Incomes, costs and profits:
- Profitability fell in the three months to June, with 13% of firms reporting that profits had increased and 53% saying they fell, giving a balance of -40%. Next quarter, profitability is expected to fall at a similar pace (-37%)
- Incomes from fees/commission fell sharply (-40%), but is set to stabilise next quarter (-1%)
- Income from net interest, investment and trading fell (-48%) and is expected to decline again next quarter, albeit at a slower pace (-13%).
- Total operating costs fell sharply (-41%), while average costs grew slightly (+5%). Next quarter, total costs are set to continue falling (-35%), and average costs are also set to decline (-12%).
- The value of non-performing loans grew at the same pace as the previous quarter (+37%), which marked the fastest rise since September 2009, and is expected to grow at a similar rate in the coming quarter (+40%)
- 1% of financial services firms said they had increased employment, while 38% said that headcount fell, giving a balance of -37%. Employment is set to fall at a slightly faster pace next quarter (-41%), the weakest expectations since September 2008.
Investment over the next 12 months
Over the year ahead, financial services firms expect to raise spending on IT only slightly, with plans for investment were at their weakest in eight-and-a-half years. Firms also expect to continue cutting capital spending on land and buildings, and vehicles, plant & machinery. Marketing spend is also set to be cut, to the greatest extent since June 2009:
- IT: +4% (from +20%)
- Land and buildings: -37% (from -49%)
- Vehicles, plant and machinery: -27% (from -28%)
- Marketing: -44% (from -32%)
- Training -51% (from +16%)
The main reasons for authorising investment were:
- To increase efficiency/speed (63% of respondents)
- Replacement (36%)
The main factors likely to limit investment were:
- Uncertainty about demand/business prospects (55% of respondents)

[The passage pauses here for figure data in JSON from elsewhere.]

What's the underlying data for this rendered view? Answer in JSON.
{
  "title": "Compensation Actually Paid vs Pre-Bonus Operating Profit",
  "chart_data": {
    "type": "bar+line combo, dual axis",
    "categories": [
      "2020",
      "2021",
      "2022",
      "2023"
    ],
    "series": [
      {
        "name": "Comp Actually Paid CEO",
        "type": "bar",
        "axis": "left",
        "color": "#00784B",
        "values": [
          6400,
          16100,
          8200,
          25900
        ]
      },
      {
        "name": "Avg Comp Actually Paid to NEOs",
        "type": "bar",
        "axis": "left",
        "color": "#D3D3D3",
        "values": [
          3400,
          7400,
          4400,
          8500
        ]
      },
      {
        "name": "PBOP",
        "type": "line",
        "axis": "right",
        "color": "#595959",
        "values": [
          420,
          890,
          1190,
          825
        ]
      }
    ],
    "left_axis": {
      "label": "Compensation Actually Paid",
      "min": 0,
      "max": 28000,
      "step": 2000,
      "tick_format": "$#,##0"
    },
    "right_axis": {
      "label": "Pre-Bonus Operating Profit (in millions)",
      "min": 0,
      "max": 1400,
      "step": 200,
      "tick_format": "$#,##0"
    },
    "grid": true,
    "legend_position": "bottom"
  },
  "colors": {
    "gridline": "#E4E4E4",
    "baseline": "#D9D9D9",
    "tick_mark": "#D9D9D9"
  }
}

- Inadequate net return (36%)
- Shortage of labour (31%)
Business expansion over the next 12 months:
The most significant potential constraints on the level of business over the coming year are:
- Level of demand (50% of respondents)
- Competition (35%)
COVID-19 supplementary questions:
- On average, firms reported that business volumes were 12% below “normal” conditions (in the absence of a pandemic). However, volumes were much lower in building societies (37% down), general insurance (34% down) and finance houses (33% down)
- The average proportion of staff that have been furloughed was 8%.
- The majority of financial services firms did not feel that any further measures were needed to address funding challenges in their business (53%). However, 31% cited the need to extend business rates relief to all businesses, while the rest cited other measures (18%), other tax holidays (14%) and grant funding (14%).
- The majority of financial services firms stated that their business could feasibly remain operational under the requirements of social distancing in the workplace: totally feasible (31%), very feasible (46%), feasible (22%), not very feasible (1%), not at all feasible (0%).
- The key operational challenges facing financial services firms in restarting their businesses are workforce absences due to both school closures (42%) and transport difficulties (37%).
- 64% of financial services businesses are conducting or plan to conduct, conversations with landlords or managing agents around reviewing office space requirements.